Estamos vivendo o luto dos complexos do Alemão e da Penha e a gente pode considerar que Kehinde talvez seja uma dessas mulheres negras que perderam um filho. A Folha mostrou que a maior parte dos mortos tinha apenas a descendência feminina. Essas mães perdem os filhos, procuram seus filhos, mas não perdem a esperança.
Bem, a Folha relatou que cerca de um terço dos mortos nos complexos não tinha o nome do pai na identidade, quem disse que um terço é maioria foi a historiadora Lilia Schwarcz e a frase foi proferida na Academia Brasileira de Letras - não de Matemática, felizmente. Mas quem diabos é Kehinde?
"Símbolo de milhões de vítimas sequestradas na África e escravizadas no Brasil", Kehinde vive em busca do filho Omotunde ao longo das 950 páginas de Um Defeito de Cor, segundo livro da escritora Ana Maria Magalhães, publicado em 2006 - Ana não escreveu outro depois, mas promete tirar o atraso em breve.
Bem (2), Kehinde foi escravizada na África mesmo.
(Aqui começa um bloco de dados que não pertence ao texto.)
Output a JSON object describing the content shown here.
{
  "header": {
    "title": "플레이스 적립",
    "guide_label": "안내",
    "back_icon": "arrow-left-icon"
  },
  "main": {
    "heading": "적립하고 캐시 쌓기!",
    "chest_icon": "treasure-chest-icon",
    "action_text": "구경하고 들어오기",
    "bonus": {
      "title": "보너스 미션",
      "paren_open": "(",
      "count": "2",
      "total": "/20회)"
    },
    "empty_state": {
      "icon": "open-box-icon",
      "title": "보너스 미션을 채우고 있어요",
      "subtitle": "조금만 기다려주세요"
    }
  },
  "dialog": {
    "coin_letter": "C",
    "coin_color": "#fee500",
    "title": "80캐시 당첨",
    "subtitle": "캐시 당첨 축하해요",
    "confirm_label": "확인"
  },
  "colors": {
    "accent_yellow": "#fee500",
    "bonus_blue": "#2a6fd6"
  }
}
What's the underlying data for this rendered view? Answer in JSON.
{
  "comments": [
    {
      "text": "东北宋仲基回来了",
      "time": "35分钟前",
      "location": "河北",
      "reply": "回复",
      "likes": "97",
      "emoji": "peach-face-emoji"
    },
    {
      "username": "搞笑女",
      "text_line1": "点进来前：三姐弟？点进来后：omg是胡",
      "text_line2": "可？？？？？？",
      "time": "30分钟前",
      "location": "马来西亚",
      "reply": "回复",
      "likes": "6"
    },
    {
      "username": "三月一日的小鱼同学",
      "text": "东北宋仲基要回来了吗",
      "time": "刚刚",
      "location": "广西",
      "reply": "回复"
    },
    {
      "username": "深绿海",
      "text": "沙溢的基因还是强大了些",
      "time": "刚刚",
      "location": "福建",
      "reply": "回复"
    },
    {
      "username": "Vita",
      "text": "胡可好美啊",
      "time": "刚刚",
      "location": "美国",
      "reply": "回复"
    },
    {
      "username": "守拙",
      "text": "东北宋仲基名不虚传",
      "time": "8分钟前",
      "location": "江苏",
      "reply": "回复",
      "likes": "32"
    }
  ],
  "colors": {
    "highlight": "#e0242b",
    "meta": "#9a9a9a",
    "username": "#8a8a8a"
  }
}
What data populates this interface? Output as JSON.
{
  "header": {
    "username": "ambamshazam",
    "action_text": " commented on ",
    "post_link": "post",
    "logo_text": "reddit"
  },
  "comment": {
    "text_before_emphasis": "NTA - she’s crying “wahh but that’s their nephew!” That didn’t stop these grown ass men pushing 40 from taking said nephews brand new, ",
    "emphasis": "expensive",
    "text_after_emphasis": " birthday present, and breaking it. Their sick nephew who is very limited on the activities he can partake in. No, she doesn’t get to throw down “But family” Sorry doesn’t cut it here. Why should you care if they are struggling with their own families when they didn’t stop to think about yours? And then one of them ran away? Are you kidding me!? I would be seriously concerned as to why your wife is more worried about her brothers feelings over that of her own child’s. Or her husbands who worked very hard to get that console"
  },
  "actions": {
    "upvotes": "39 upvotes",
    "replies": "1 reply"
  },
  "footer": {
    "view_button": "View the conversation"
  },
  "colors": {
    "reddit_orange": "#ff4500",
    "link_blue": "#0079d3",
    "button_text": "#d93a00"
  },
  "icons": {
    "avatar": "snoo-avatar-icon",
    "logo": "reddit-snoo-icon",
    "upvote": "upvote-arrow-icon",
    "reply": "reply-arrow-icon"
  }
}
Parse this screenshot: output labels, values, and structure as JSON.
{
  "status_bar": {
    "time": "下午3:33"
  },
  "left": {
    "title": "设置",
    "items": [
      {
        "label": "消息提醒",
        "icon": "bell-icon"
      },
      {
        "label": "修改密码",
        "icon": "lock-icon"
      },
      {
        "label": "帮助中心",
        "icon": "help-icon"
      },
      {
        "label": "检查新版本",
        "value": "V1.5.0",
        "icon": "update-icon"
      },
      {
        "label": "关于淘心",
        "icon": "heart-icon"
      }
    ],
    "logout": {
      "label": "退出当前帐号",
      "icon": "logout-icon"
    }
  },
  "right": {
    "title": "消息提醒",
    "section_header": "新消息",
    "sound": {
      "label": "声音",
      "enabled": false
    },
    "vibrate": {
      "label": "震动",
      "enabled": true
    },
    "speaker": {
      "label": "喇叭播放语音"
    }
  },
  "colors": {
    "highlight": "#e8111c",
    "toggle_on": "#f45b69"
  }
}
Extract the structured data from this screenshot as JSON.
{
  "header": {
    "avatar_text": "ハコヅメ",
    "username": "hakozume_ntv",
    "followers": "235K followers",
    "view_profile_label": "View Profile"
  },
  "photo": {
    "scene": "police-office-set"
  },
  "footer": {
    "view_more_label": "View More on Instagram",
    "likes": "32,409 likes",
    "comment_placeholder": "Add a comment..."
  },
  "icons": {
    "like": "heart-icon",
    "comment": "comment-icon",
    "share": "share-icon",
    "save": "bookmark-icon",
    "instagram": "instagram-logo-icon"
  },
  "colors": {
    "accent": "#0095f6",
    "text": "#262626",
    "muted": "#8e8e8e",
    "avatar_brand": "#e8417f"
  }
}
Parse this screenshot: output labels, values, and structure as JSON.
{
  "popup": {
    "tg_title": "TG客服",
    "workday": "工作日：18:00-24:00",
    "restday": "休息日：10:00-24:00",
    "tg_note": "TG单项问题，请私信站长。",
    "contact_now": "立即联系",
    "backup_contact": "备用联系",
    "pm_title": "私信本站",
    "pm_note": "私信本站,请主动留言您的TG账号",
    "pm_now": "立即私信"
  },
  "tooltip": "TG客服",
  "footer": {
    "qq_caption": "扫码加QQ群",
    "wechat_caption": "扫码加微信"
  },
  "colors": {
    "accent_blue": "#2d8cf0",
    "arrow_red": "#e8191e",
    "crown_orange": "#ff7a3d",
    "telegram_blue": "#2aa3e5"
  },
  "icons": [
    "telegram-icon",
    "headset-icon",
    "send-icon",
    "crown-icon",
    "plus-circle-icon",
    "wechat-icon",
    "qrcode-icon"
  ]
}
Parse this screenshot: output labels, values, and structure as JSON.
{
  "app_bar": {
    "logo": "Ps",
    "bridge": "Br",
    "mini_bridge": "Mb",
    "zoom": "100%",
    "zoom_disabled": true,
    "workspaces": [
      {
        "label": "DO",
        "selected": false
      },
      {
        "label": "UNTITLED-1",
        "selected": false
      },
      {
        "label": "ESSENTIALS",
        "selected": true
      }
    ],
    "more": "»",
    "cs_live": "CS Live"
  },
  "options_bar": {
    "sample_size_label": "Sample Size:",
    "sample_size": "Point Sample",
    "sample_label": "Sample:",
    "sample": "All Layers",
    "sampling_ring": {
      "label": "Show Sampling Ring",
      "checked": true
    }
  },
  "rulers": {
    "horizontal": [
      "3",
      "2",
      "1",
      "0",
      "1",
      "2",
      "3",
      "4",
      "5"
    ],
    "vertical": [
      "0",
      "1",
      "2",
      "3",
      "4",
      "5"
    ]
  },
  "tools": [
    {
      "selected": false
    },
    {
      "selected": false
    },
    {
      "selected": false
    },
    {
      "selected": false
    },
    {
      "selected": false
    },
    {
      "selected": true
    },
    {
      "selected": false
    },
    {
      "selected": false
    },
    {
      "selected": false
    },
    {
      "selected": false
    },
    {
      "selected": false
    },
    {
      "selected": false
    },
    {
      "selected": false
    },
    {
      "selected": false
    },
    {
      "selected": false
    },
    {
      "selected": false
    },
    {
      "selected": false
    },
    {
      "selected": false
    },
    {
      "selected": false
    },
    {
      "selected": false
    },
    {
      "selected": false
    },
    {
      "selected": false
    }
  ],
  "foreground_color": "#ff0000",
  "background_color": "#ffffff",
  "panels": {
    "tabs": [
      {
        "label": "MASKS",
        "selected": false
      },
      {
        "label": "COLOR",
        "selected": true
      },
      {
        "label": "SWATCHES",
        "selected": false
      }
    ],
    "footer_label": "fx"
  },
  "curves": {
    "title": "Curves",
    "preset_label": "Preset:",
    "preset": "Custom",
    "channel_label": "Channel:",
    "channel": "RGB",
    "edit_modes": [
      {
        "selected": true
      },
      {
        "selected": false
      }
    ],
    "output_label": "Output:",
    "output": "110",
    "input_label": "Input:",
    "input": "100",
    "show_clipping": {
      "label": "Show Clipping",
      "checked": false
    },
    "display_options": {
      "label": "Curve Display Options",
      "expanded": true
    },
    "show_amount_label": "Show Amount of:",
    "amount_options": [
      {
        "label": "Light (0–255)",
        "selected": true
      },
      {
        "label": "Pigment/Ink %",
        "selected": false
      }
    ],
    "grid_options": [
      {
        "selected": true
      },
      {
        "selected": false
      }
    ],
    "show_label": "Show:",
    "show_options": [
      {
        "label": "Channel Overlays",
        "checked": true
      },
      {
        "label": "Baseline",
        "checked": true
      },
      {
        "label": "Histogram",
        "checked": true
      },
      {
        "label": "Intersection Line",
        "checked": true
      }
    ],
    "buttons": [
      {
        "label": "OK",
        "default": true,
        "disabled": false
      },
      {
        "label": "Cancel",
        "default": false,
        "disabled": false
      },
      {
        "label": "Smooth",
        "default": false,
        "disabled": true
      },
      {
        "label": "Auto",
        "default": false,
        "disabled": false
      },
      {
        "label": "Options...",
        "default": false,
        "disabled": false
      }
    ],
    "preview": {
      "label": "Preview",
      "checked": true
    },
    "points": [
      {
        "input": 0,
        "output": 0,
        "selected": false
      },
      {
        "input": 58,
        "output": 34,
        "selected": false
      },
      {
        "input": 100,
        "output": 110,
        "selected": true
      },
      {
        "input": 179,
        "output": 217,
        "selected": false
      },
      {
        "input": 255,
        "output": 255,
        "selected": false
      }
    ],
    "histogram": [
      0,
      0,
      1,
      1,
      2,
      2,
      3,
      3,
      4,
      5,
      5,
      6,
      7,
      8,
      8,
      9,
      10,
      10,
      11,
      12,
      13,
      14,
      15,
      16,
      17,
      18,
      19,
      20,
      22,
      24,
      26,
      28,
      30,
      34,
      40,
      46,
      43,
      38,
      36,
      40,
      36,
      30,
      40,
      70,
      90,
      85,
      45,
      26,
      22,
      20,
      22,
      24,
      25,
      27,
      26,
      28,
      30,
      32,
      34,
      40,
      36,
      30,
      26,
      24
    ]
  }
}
E a resenha diz que ela se casou com um português que deve ter registrado o filho normalmente; depois de vincular mães que procuram filhos às que não sabem quem foi o pai, Lilian misturou de novo as estações. Mas por que estamos falando disso tudo?
Porque este é um daqueles momentos históricos que você vai poder contar para os netos que viveu: Ana Maria Magalhães é a primeira escritora negra a chegar à ABL. E chegou com tudo, anunciando que vem falando pretuguês. Até a plateia tinha uma maioria negra, fez questão de nos contar a Folha.
Foi de lavada, Ana disputou a vaga com a escritora indígena Eliane Potiguara e venceu por arrasadores 30x1. Desconfio que só quem votou na Eliane foi o índio que usa aquela língua parecida com o português - portupiguês? - e deve ter se magoado com o desprezo dos colegas por sua etnia.
Mas fazer o quê? Não dá para reparar as injustiças com as minorias todas de uma vez. No começo não tinha nem mulher, agora já tem um homem índio e uma mulher negra. Chegará o dia em que uma mulher indígena vestirá o fardão, mas acredito que a próxima vaga deve ser dada a uma escritora trans.
É uma oportunidade óbvia, que está aí para alguém pegar. Erika Hilton poderia começar a reunir seus tuítes para publicar um livro, a Câmara paga. Ou a honra poderia caber a Vai Curíntia!, título hipotético que inventei agora para a obra em que Duda Salabert resgataria suas vivências.
Se bem que não sei se essas candidatas teriam chances reais de vitória. Com experiência na política, era capaz delas a utilizarem para tentar assumir a presidência da casa. E isso o Merval com certeza não pretende permitir.